It is entirely possible that Flanagan had displayed signs of depression since leaving the front office, though that is no kind of evidence that his departure caused his depression - lasting depression is rarely the result of an event, and far more often both pre- and post-dates the "markers" that folks cite after-the-fact. It's also possible that Flanagan was having trouble adjusting to the change in environment - many people who struggle with depression self-medicate through high-stress, high-performance activities, and struggle to adapt when that activity is removed. It's also possible that Flanagan's depression caused him to accentuate the negative he felt about his departure and played into the kind of spiraling self-esteem that goes hand-in-hand with major depressive episodes. But this is less likely the post-GM situation affecting Flanagan as much as it is the way major depressive order radically alters our ability to maintain balance, see clearly, and find value in the things that have always given us pleasure. One of the major symptoms of depressive disorder is anhedonia - the inability to feel pleasure in the things that have traditionally given pleasure. In this case, it sounds like Flanagan's psychological issues may have created a rift between he and one of the things he had always depended on for buoyancy, the Orioles. And all of that is well-and-good. But it is a far cry for Sandusky's report, which is sensationalistic and implicitly points a finger at the Baltimore public. Flanagan was a smart, smart man - he was well-aware that a life in the spotlight comes with its downside.

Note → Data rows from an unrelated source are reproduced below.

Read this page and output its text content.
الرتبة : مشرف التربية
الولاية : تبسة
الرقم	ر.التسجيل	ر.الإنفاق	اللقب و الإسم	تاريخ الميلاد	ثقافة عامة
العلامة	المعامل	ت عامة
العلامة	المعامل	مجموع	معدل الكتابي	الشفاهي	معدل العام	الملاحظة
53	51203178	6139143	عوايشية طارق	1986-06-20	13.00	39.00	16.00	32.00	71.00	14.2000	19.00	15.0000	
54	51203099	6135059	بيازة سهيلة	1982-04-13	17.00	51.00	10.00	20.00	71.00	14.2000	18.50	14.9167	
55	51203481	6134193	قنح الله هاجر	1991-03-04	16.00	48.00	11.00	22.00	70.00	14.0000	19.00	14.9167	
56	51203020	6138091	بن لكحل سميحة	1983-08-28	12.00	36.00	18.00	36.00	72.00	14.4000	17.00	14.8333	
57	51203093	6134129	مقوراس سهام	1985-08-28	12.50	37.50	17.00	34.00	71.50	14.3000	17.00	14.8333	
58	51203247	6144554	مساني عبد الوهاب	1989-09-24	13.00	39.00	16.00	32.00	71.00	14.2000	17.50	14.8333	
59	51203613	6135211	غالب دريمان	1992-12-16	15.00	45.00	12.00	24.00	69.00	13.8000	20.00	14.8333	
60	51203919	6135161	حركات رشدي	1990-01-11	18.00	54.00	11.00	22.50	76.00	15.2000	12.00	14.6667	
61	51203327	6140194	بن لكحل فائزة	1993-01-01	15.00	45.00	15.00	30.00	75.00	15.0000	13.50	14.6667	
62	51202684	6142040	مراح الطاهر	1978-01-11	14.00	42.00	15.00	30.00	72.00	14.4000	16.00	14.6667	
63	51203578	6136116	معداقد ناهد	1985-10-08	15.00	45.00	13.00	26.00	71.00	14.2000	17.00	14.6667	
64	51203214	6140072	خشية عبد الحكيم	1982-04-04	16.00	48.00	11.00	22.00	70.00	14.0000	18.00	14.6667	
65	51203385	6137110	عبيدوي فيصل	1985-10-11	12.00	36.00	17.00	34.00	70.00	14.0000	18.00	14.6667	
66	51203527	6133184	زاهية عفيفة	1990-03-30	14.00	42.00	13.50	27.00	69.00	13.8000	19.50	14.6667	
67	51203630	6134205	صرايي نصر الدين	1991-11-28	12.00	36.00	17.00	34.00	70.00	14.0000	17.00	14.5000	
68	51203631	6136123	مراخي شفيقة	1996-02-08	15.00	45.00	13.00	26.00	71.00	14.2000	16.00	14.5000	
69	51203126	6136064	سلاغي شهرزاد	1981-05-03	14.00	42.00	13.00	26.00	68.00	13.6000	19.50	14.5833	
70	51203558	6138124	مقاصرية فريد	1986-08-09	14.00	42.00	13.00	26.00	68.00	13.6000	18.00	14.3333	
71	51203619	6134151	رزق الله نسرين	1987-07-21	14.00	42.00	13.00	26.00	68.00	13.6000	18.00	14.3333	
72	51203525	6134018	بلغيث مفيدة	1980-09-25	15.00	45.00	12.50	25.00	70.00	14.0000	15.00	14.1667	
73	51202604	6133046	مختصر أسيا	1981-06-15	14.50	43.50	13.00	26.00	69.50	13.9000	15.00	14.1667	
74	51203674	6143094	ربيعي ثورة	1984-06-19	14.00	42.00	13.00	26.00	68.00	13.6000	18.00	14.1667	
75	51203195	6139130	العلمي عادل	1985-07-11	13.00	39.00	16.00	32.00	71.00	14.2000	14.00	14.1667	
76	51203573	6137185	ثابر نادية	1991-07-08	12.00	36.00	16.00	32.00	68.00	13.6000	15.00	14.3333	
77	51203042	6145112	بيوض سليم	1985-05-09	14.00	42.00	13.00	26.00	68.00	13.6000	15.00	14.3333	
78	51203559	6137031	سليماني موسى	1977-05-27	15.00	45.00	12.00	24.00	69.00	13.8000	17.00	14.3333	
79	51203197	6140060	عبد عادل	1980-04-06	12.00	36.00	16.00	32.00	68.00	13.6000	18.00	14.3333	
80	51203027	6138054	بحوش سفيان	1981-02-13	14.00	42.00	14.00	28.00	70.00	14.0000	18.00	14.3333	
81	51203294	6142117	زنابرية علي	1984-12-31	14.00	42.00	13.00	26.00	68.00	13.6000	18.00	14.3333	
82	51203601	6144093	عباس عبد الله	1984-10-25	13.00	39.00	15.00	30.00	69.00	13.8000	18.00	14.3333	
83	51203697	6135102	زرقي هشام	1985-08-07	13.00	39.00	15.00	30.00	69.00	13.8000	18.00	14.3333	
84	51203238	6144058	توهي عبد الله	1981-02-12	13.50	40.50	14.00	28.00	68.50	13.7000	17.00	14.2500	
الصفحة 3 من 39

But assigning causal relationships is more about tidy narratives - which benefit the narrator or the audience, but offer little insight into the real mechanism of depression. I thought last night, and continue to think, that Sandusky was (i) irresponsible in his report; and (ii) clearly underqualified to be discussing the issue. I may be proven wrong, but so far everything I read supports this take.

Very well said Jim. I agree that Sandusky was irresponsible and under-qualified to report what he reported. He's not a psychiatrist and has no idea what Flanagan was thinking. Just because he had multiple sources presumably saying things like, "Well I did notice that Flanny seemed a little depressed after losing the GM job" or "I think he felt like he failed Baltimore", doesn't mean that was a reason.

People always try and revise history when things like this happen. They blow up little things into bigger things, trying to pinpoint a reason. There's nothing wrong with that, we're human and we tend to want answers for the unexplainable. That being said, WBAL should have retracted what they said.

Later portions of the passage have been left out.